While there may be a general consensus (at least in Canada, where we are based) of what a nanny is and what her job entails, the notion of what an au pair is and should be is significantly less understood, which is why we tried to address that in one of our recent posts.
Unfortunately for some au pairs or other types of caregivers, a misunderstanding or miscommunication of exactly what their job entails can lead to a feeling of sourness or negativity for a large part of their placement. In fact, just as the question of the difference between nannies and au pairs is the most frequently asked question here at International Nannies, so too is the confusion between these two positions the most common cause of discord in these types of caregiver placements.
That’s why it is our goal in this post to clear up this confusion in the hopes that it doesn’t occur in your placement.
Whether you are an interested host family or a prospective caregiver candidate, all we want here at International Nannies is for you to have a successful placement. There are such valuable experiences to be gained from cultural exchanges like these, which is why we will do our utmost to ensure that this can happen for you in the most positive and stress-free way possible.
This is one of the first questions we ask interested host families when it comes to determining whether a nanny or an au pair is right for them.

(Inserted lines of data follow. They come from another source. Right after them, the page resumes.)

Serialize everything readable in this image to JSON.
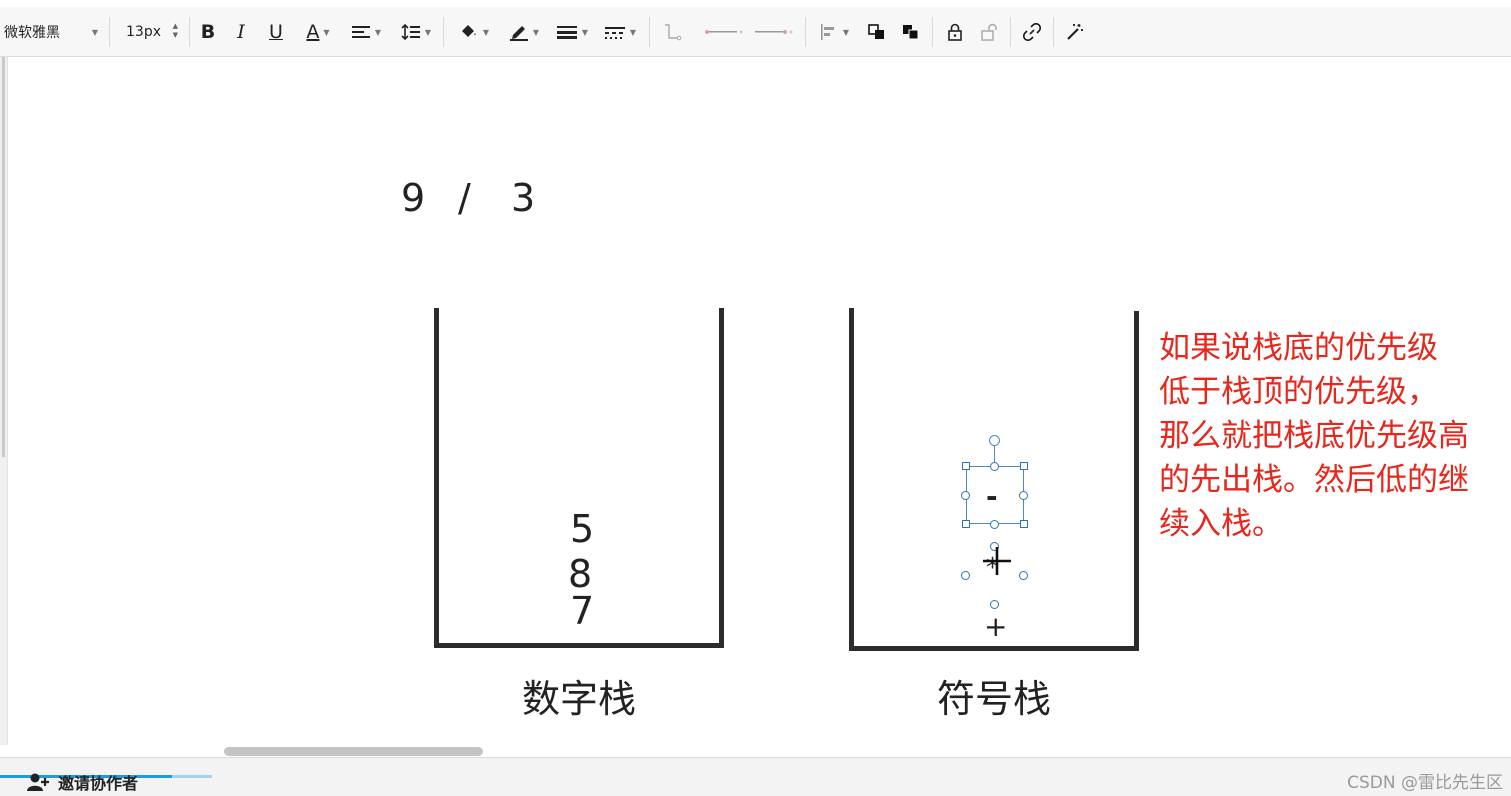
{
  "toolbar": {
    "font_family": "微软雅黑",
    "font_size": "13px",
    "bold_label": "B",
    "italic_label": "I",
    "underline_label": "U",
    "font_color_label": "A"
  },
  "canvas": {
    "expression": {
      "left": "9",
      "operator": "/",
      "right": "3"
    },
    "number_stack": {
      "label": "数字栈",
      "items": [
        "5",
        "8",
        "7"
      ]
    },
    "operator_stack": {
      "label": "符号栈",
      "items": [
        "-",
        "*",
        "+"
      ]
    },
    "note_lines": [
      "如果说栈底的优先级",
      "低于栈顶的优先级，",
      "那么就把栈底优先级高",
      "的先出栈。然后低的继",
      "续入栈。"
    ]
  },
  "footer": {
    "invite_label": "邀请协作者",
    "watermark": "CSDN @雷比先生区"
  },
  "colors": {
    "note_text": "#e8261b",
    "selection": "#4a89c8",
    "progress": "#1e9be0"
  }
}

In Canada, in general, while both nannies and au pairs can work full-time (which is 40-44 hours depending on the province), nannies tend to work almost exclusively full-time while au pairs are flexible to work either part-time (approximately 20-25 hours) or full-time.
2. How much does it cost to hire a nanny versus an au pair?
To hire a nanny in Canada, the host family must effectively sponsor their nanny’s trip to and life in Canada, from their visa paperwork and travel expenses to their healthcare and room and board.
The process of hiring an au pair is much cheaper; the host family only pays for the matching process that our agency undertakes. The au pair pays for their own flight and the Working Holiday Visa they must obtain to be an au pair requires them to undergo a medical exam, obtain a police clearance, and demonstrate proof of healthcare coverage.
In addition, host families who are looking to hire an au pair have the option of deducting a small sum for room and board from their au pair’s minimum wage pay; to find out more about room and board deductions and au pair pay stubs, you can refer to our Au Pair Brochure which is available for download on our website.
3. How long does the hiring and matching process take?
For nannies, the process is a lot longer, due mostly to the extensive paperwork involved. Daunting as it might seem at first, another service we provide is the completion of the Labour Market Impact Assessment required to hire a nanny in Canada, which can save you loads of time!
The process of hiring an au pair, on the other hand, usually takes only between 5-16 weeks.
During our high season, we can receive up to several au pair applications per day, which is part of the reason why it is much easier and much faster to hire an au pair. That being said, we always recommend that our host families start the application process as soon as possible in order to ensure that they are able to hire an au pair to start on their desired start date.
4. Do nannies and au pairs provide housekeeping?
This is the factor that people tend to be most confused about. As mentioned above, nannies almost exclusively work full-time, and a large part of that full-time work involves general housekeeping.
An au pair, on the other hand, as is common practice in the international au pair industry, is only expected to perform housekeeping duties that are directly related to the care of the children. This includes cleaning up after the children, preparing their meals, and helping with their laundry and general upkeep of their rooms and play areas.
If your family requires any more housekeeping than that, an au pair is probably not the best option for you, and a nanny might be a better option (or, as an alternative, an au pair or part-time babysitter in conjunction with another person in a general housekeeping role).
At International Nannies, we do our best to make this particular distinction as clear as we can for both our au pair applicants and our interested host families.
However, at the end of the day, if there is any confusion between a host family and their au pair, we always encourage that both parties establish clear and open lines of communication from the beginning of the placement in order to avoid further conflict in the future.